I would use strsplit a couple times, and type.convert:
parse.config <- function(x) {
clean <- sub("System configuration: ", "", x)
pairs <- strsplit(clean, " ")[[1]]
items <- strsplit(pairs, "=")
keys <- sapply(items, `[`, 1)
values <- sapply(items, `[`, 2)
values <- lapply(values, type.convert, as.is = TRUE)
setNames(values, keys)
}
config <- parse.config(system)
# $type
# [1] "Shared"
#
# $mode
# [1] "Uncapped"
#
# $smt
# [1] 4
#
# $lcpu
# [1] 96
#
# $mem
# [1] "393216MB"
#
# $psize
# [1] 64
#
# $ent
# [1] 16
The output is a list so you can access any of the parsed items, for example:
config$smt
# [1] 4
Using strapplyc in the gusbfn package the following creates a list L whose names are the left hand sides such as smt and whose values are the right hand sides.
library(gsubfn)
LHS <- strapplyc( system, "(\\w+)=" )[[1]]
RHS <- strapplyc( system, "=(\\w+)" )[[1]]
L <- setNames( as.list(RHS), LHS )
For example we can now get smt like this (and similarly for the other left hand sides):
> L$smt
[1] "4"
UPDATE: Simplified.
add .* to the end of your matching expression and you'll get "4".

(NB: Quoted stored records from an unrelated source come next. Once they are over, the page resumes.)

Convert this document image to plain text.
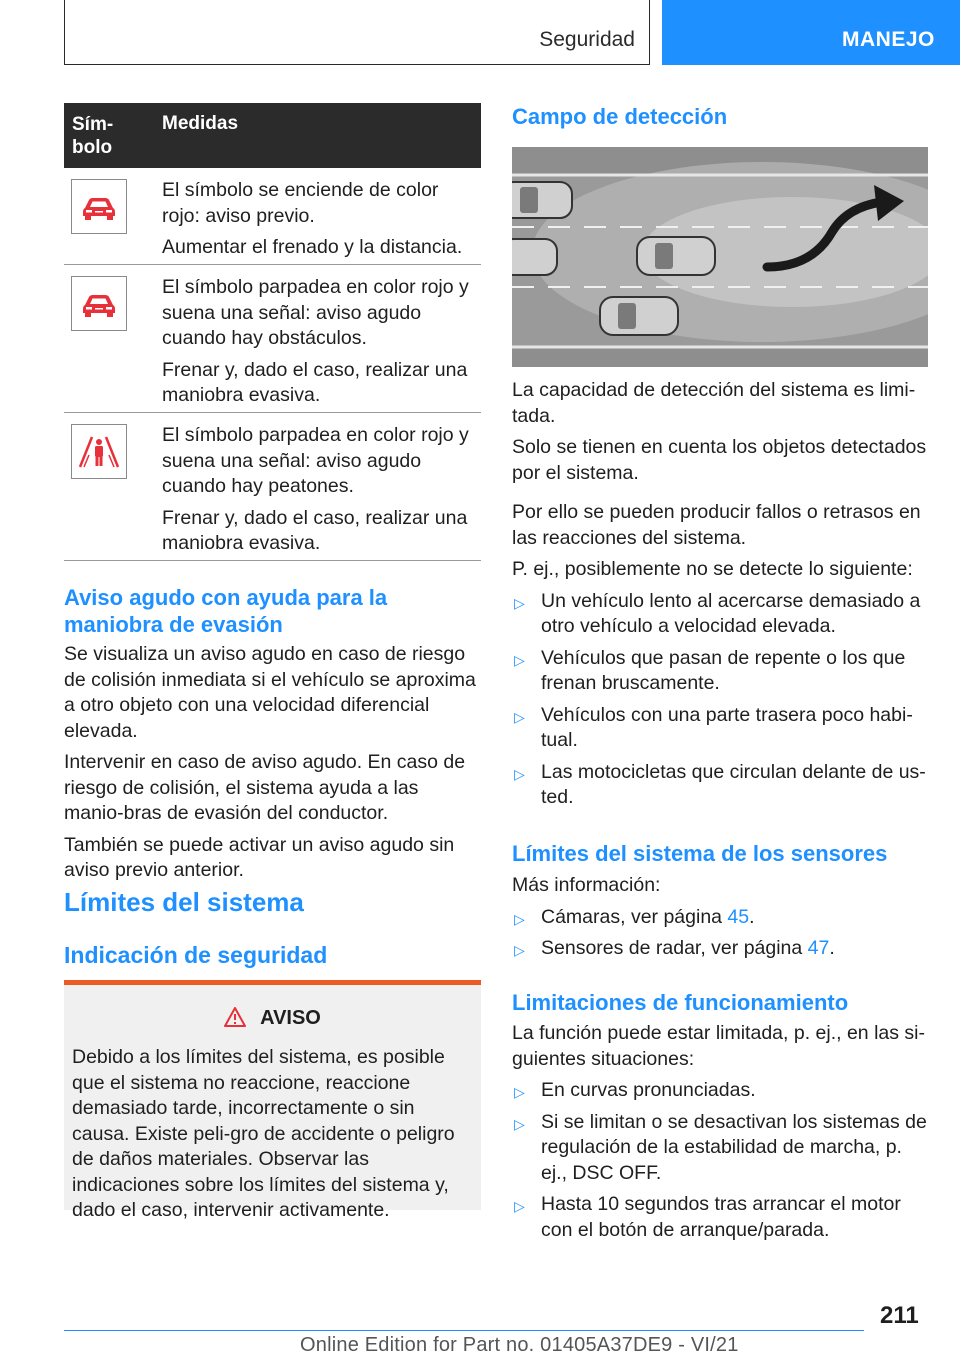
Seguridad	MANEJO
Sím-
bolo
Medidas

El símbolo se enciende de color rojo: aviso previo.

Aumentar el frenado y la distancia.

El símbolo parpadea en color rojo y suena una señal: aviso agudo cuando hay obstáculos.

Frenar y, dado el caso, realizar una maniobra evasiva.

El símbolo parpadea en color rojo y suena una señal: aviso agudo cuando hay peatones.

Frenar y, dado el caso, realizar una maniobra evasiva.

Aviso agudo con ayuda para la maniobra de evasión

Se visualiza un aviso agudo en caso de riesgo de colisión inmediata si el vehículo se aproxima a otro objeto con una velocidad diferencial elevada.

Intervenir en caso de aviso agudo. En caso de riesgo de colisión, el sistema ayuda a las manio‐bras de evasión del conductor.

También se puede activar un aviso agudo sin aviso previo anterior.

Límites del sistema
Indicación de seguridad
AVISO
Debido a los límites del sistema, es posible que el sistema no reaccione, reaccione demasiado tarde, incorrectamente o sin causa. Existe peli‐gro de accidente o peligro de daños materiales. Observar las indicaciones sobre los límites del sistema y, dado el caso, intervenir activamente.
Campo de detección

La capacidad de detección del sistema es limi‐tada.

Solo se tienen en cuenta los objetos detectados por el sistema.

Por ello se pueden producir fallos o retrasos en las reacciones del sistema.

P. ej., posiblemente no se detecte lo siguiente:

▷ Un vehículo lento al acercarse demasiado a otro vehículo a velocidad elevada.
▷ Vehículos que pasan de repente o los que frenan bruscamente.
▷ Vehículos con una parte trasera poco habi‐tual.
▷ Las motocicletas que circulan delante de us‐ted.
Límites del sistema de los sensores

Más información:

▷ Cámaras, ver página 45.
▷ Sensores de radar, ver página 47.
Limitaciones de funcionamiento

La función puede estar limitada, p. ej., en las si‐guientes situaciones:

▷ En curvas pronunciadas.
▷ Si se limitan o se desactivan los sistemas de regulación de la estabilidad de marcha, p. ej., DSC OFF.
▷ Hasta 10 segundos tras arrancar el motor con el botón de arranque/parada.
211
Online Edition for Part no. 01405A37DE9 - VI/21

sub('^.* smt=([[:digit:]]+).*', '\\1', system)
You may want to add the + I included in the instance where it is more than a single digit.
You could also approach this by splitting on spaces and the finding the matches:
splits <- unlist(strsplit(system, ' '))
sub('smt=', '', grep('smt=', splits, value=TRUE))
# [1] "4"
or wrapping it in a function:
matchfun <- function(string, to_match, splitter=' ') {
splits <- unlist(strsplit(string, splitter))
sub(to_match, '', grep(to_match, splits, value=TRUE))
}
matchfun(system, 'smt=')
# [1] "4"
Well, I'm voting for #GaborGrothendieck's, but am offering this as a more pedestrian alternative:
inp <- c("System configuration: type=Shared mode=Uncapped smt=4 lcpu=96 mem=393216MB psize=64 ent=16.00")
inparsed <- read.table(text=inp, stringsAsFactors=FALSE)
vals <- unlist(inparsed)[grep("\\=", unlist(inparsed))]
vals
# V3 V4 V5 V6 V7 V8 V9
# type=Shared mode=Uncapped smt=4 lcpu=96 mem=393216MB psize=64 ent=16.00
vals[grep("smt|lcpu|mem|mpsize|ent", vals)]
V5 V6 V7 V9
"smt=4" "lcpu=96" "mem=393216MB" "ent=16.00"
I would note that choosing the name 'system' for a variable seems most unwise in light of the system function's existence.